Varnit Goyal: Well first of all, Tailscale free tier only provides, a limit of 100 users, 100 devices as such. so I would say I will definitely go with Tailscale paid tier, which, supports more user and, more reliability. So if you have an internal applications which you really want to distribute across your company, your enterprise, I think, Tailscale is a good option. You can just switch to their paid tier, use Tailscale VPN for internal workloads. For public workloads, however, I will prefer to use public load balancer. So Rackspace provides load balancer at $10. You can just... and it's really easy to use. All you need to do is just change an annotation in a deployment script and it will just spawn a Rackspace load balancer rather than a Tailscale load balancer I'll say for production workload, I'll use a combination of Tailscale plus, Rackspace load balancer. For internal workloads, Tailscale is more than fine. For user-facing workloads, however, I'm still good with the Rackspace load balancer.

Bart Farrell: After running this two-dollar cluster experiment, you've learned valuable lessons through extreme constraints. What specific Kubernetes patterns or practices that you discovered would you actually bring to a well-funded production environment?

Varnit Goyal: I think, the number one lesson that I've learned by running it is, creative thinking can takes you very far. And, other than that is, about the Kubernetes is that it's really good at rescheduling and detecting unhealthy work and nodes. So, when I was experimenting with it, my nodes were getting preempted. What Kubernetes was really good at, rescheduling the workload into some other places. And it worked. Like, it works beautifully if you, Kubernetes is really good at rescheduling your workload and detecting unhealthy nodes and unhealthy parts and stuff. So I think that's one of the best thing I loved about Kubernetes. Other thing is, so like you can really build a fancy stuff around Kubernetes, like fancy networking layer, fancy metrics and all that. But, what I've learned is if you keep it simple, it works. And so you don't really need a lot of fancy things to start with Kubernetes. Even ultimately it's just a really good, a workload scheduler if you think in that terms. I think things get easier.

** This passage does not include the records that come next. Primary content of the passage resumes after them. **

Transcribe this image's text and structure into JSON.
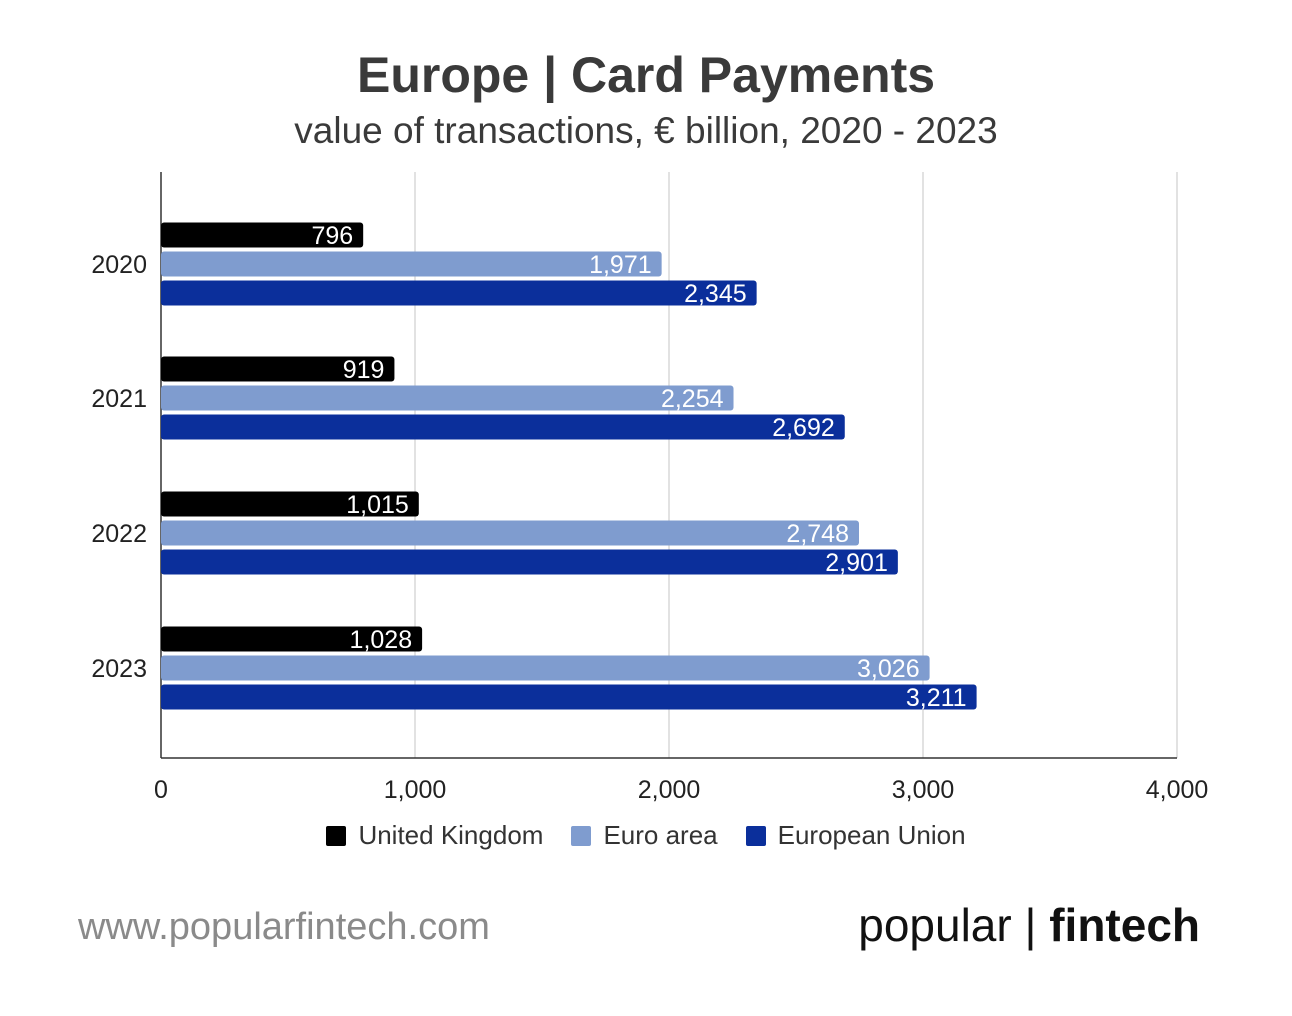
{
  "title": "Europe | Card Payments",
  "subtitle": "value of transactions, € billion, 2020 - 2023",
  "footer": {
    "url": "www.popularfintech.com"
  },
  "brand": {
    "part1": "popular",
    "separator": "|",
    "part2": "fintech"
  },
  "colors": {
    "united_kingdom": "#000000",
    "euro_area": "#7f9ccf",
    "european_union": "#0b2f9b",
    "grid": "#d9d9d9",
    "axis": "#333333"
  },
  "chart_data": {
    "type": "bar",
    "orientation": "horizontal",
    "categories": [
      "2020",
      "2021",
      "2022",
      "2023"
    ],
    "series": [
      {
        "name": "United Kingdom",
        "values": [
          796,
          919,
          1015,
          1028
        ],
        "labels": [
          "796",
          "919",
          "1,015",
          "1,028"
        ]
      },
      {
        "name": "Euro area",
        "values": [
          1971,
          2254,
          2748,
          3026
        ],
        "labels": [
          "1,971",
          "2,254",
          "2,748",
          "3,026"
        ]
      },
      {
        "name": "European Union",
        "values": [
          2345,
          2692,
          2901,
          3211
        ],
        "labels": [
          "2,345",
          "2,692",
          "2,901",
          "3,211"
        ]
      }
    ],
    "xlim": [
      0,
      4000
    ],
    "xticks": [
      0,
      1000,
      2000,
      3000,
      4000
    ],
    "xtick_labels": [
      "0",
      "1,000",
      "2,000",
      "3,000",
      "4,000"
    ],
    "grid": true,
    "legend_position": "bottom"
  }
}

Bart Farrell: All right. And, Varnit, you seem to have put a fair amount of time into this project. What's next for you?

Varnit Goyal: definitely. So I'm much of a tech enthusiast. I keep exploring stuff. So I'm currently working in eBPF, domain mostly and trying to explore power of eBPF. how to improve the tracing and Kubernetes, how to improve the tracing for applications without, much of an effort for developers. Currently I see, many developers, they have to manually do implement the tracing and all. But, through eBPF, you can actually trace this application calls and, improves the tracing automatically. So I'm exploring around that, eBPF capabilities, in observability space. That's what I'm working on. So looking forward to, build some open source tools which can help the community build better stuff. that's what I'm doing.

Bart Farrell: And if people want to get in touch with you, what's the best way to do that?

Varnit Goyal: I'm very active on LinkedIn. So anyone wants to connect, just reach out to me on LinkedIn. I use the open LinkedIn multiple times in a day. So yes, I'll get back to you whenever I can.

Bart Farrell: Fantastic. Great. Well Varnit, thank you so much for your time today, sharing your experience. Look forward to hearing about new projects that you're working on in the future. Take care.

Varnit Goyal: Sure. Bye.

Bart Farrell: (music plays) You're tuned in to KubeFM.